Au-delà de l’aspect purement juridique, cette affaire est marquée par l’intervention de Diamana Diawara, une figure éminente du droit africain, qui symbolise la nouvelle approche juridique et politique adoptée par le Mali sur la scène internationale.
Forte de ses diplômes des universités Paris 1 – Sorbonne et Golden Gate à San Francisco, Diamana Diawara est actuellement directrice Afrique de la Cour internationale d’arbitrage de la Chambre de commerce internationale (CCI) à Paris. Juriste de haut calibre, elle a acquis une vaste expérience en gérant des dossiers complexes impliquant des États africains et de grandes multinationales.
Elle est également une voix influente dans le renouveau de l’arbitrage sur le continent, étant cofondatrice du réseau AfricArb et formatrice pour les nouvelles générations de juristes africains. Son impact dépasse les salles d’audience, puisqu’elle contribue à façonner une vision panafricaine de la justice économique.

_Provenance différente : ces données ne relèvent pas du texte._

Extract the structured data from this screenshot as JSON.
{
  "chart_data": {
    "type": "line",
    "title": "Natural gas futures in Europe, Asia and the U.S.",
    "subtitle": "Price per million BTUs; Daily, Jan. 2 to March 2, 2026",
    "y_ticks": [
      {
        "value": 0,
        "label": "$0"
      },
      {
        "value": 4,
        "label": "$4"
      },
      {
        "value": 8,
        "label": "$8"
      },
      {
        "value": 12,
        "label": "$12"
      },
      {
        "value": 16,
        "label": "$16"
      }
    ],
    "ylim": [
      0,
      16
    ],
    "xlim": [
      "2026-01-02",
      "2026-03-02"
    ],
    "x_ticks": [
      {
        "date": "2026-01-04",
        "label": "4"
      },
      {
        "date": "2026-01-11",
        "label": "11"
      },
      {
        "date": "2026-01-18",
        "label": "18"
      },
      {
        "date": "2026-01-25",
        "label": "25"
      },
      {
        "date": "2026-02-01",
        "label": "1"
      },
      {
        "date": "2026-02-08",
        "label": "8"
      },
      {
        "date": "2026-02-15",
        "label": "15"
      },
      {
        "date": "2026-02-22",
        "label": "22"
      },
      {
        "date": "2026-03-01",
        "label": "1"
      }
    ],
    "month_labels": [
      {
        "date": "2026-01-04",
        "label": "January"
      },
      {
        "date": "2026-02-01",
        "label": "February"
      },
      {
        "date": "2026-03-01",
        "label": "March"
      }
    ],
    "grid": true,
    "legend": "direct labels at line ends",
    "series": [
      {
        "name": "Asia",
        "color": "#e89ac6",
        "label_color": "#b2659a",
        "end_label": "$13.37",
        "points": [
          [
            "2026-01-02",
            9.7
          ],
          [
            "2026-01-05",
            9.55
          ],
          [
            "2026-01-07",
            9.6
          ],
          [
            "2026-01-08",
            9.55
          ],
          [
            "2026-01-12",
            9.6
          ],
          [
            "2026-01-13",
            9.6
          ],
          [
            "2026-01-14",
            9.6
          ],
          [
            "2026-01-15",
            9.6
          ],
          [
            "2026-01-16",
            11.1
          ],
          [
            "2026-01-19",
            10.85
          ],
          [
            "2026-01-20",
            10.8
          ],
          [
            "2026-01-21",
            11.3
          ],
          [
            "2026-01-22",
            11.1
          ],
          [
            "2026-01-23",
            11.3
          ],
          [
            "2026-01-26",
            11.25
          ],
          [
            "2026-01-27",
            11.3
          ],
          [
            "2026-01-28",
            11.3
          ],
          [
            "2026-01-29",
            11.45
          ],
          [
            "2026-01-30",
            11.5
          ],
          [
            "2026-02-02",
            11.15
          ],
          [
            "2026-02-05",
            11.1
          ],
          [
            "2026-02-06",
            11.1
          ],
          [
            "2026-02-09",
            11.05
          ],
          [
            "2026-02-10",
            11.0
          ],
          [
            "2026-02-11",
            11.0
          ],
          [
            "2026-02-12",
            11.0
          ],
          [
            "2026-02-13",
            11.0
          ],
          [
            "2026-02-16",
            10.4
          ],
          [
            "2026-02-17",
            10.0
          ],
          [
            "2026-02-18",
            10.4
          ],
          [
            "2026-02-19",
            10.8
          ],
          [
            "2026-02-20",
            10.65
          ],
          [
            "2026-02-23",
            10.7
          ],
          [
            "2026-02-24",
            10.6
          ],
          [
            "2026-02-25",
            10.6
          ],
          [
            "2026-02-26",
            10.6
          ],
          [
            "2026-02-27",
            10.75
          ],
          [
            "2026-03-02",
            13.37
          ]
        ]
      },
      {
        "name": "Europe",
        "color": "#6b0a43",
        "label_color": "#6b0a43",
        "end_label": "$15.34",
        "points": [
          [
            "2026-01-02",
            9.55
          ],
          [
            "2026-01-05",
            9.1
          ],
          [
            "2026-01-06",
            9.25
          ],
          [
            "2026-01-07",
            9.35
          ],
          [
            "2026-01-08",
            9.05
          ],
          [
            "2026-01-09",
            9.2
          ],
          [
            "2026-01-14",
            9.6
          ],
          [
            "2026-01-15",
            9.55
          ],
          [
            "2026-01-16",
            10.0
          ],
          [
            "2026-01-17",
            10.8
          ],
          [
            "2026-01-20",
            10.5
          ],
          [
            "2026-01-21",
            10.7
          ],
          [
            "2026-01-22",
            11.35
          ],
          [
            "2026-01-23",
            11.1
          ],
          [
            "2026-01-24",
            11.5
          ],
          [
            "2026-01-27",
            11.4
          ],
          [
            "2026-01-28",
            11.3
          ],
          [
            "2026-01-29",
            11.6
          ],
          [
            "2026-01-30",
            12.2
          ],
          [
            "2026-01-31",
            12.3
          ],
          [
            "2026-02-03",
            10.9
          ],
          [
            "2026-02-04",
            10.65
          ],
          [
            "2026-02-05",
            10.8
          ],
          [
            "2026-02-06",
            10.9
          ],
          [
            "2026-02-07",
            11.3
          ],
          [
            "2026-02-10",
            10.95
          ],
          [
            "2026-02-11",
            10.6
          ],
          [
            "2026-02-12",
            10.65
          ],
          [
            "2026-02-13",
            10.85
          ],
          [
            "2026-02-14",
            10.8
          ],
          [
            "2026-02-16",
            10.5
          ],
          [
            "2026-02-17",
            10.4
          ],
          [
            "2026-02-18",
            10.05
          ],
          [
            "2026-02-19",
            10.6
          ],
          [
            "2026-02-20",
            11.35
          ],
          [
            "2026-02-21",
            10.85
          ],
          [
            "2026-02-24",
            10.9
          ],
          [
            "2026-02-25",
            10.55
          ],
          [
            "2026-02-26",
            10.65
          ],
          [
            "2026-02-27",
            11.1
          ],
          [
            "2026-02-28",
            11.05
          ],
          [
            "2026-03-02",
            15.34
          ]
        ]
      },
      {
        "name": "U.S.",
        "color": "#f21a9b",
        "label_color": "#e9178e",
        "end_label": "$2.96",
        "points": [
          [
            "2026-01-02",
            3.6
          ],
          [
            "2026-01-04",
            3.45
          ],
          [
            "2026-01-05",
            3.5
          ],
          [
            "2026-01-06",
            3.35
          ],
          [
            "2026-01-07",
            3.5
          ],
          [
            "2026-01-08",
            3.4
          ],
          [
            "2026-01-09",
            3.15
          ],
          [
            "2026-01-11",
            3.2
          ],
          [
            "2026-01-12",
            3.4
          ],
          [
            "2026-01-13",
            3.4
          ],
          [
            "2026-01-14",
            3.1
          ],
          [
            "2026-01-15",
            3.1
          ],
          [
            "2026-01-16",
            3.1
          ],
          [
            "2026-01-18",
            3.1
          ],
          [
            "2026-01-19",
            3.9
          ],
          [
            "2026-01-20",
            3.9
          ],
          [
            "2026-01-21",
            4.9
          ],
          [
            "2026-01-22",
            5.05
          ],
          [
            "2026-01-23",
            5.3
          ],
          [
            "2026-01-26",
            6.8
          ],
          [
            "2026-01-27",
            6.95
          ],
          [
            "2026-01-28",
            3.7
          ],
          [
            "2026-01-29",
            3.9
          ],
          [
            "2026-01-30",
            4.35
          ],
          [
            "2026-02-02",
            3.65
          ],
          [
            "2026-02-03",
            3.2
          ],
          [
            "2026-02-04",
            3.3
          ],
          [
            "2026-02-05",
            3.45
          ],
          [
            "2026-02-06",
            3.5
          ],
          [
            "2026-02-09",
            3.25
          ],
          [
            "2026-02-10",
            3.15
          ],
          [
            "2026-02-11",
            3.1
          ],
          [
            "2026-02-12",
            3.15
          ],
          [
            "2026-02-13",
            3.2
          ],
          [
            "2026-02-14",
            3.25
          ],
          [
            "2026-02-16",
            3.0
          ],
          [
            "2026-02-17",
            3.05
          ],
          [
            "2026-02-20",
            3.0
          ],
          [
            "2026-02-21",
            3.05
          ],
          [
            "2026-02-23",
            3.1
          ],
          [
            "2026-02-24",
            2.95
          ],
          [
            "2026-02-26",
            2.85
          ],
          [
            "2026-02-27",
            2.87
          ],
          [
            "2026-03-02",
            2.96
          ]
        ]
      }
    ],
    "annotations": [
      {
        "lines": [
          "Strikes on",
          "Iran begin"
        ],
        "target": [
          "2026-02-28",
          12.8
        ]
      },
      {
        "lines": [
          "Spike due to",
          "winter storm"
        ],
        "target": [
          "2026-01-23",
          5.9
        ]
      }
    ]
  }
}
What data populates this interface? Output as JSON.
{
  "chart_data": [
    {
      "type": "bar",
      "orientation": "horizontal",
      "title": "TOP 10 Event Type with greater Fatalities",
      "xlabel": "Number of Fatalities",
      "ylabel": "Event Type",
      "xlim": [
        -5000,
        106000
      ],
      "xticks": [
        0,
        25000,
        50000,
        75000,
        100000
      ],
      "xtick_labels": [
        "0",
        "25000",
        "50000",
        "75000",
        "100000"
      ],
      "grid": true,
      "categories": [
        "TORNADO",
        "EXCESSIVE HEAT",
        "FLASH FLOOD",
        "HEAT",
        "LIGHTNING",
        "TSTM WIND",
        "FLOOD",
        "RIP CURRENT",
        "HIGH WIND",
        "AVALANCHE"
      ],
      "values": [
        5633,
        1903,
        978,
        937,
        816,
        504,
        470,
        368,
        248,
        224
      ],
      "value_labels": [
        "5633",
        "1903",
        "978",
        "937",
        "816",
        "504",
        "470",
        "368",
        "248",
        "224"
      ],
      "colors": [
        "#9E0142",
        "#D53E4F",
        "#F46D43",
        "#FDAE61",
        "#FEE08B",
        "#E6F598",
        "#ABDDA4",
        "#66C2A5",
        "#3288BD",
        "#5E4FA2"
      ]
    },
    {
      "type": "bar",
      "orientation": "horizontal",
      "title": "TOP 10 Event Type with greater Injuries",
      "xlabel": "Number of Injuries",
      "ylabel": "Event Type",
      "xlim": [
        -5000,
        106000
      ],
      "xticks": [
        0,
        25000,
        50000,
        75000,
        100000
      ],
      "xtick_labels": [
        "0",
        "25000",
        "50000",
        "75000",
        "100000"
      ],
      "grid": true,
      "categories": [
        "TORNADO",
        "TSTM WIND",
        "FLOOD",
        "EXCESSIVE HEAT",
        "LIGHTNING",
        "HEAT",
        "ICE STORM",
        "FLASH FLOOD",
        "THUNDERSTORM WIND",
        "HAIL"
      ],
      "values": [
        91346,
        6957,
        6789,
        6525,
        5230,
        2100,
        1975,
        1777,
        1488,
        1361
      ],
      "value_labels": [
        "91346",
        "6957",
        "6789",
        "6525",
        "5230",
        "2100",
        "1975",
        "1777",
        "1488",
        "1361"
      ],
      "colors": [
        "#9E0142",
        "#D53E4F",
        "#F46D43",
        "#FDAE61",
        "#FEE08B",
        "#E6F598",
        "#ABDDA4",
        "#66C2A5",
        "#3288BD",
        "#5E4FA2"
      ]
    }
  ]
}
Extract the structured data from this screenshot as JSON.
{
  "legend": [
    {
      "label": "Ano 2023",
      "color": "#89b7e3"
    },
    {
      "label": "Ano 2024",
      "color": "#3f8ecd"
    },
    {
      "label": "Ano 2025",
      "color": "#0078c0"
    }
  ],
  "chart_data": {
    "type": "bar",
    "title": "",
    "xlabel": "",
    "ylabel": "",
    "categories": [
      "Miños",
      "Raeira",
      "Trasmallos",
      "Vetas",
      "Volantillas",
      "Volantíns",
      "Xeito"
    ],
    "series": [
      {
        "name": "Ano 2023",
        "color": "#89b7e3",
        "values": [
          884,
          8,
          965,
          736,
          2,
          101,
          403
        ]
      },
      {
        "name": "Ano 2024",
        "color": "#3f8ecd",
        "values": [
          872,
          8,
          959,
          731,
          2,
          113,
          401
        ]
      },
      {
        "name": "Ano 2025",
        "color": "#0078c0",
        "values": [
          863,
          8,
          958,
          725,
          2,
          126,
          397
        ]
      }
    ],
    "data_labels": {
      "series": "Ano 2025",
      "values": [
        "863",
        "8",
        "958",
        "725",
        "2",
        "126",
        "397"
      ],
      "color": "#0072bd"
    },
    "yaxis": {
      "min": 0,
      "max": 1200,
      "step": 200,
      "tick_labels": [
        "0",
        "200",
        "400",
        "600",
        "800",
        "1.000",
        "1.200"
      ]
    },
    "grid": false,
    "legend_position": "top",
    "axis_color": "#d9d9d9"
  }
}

En confiant sa défense face à Barrick à Diamana Diawara, le Mali envoie un signal fort : ce combat ne se déroule plus dans l’opacité des anciennes élites, mais devant les instances internationales, avec des experts aguerris et profondément ancrés dans le droit. Diamana Diawara n’est pas une figure nationaliste, mais une professionnelle respectée, qui opère à l’intersection de l’exigence juridique et de la légitimité africaine.
Dans les cercles proches du pouvoir, cette procédure est qualifiée de « procès test » visant à proclamer que l’époque des contrats miniers déséquilibrés est révolue. Cette initiative s’inscrit dans la continuité des décisions récentes du gouvernement de transition, telles que la nationalisation de plusieurs mines stratégiques (Morila, Yatela) et une volonté affirmée de renforcer le contrôle public sur les ressources naturelles.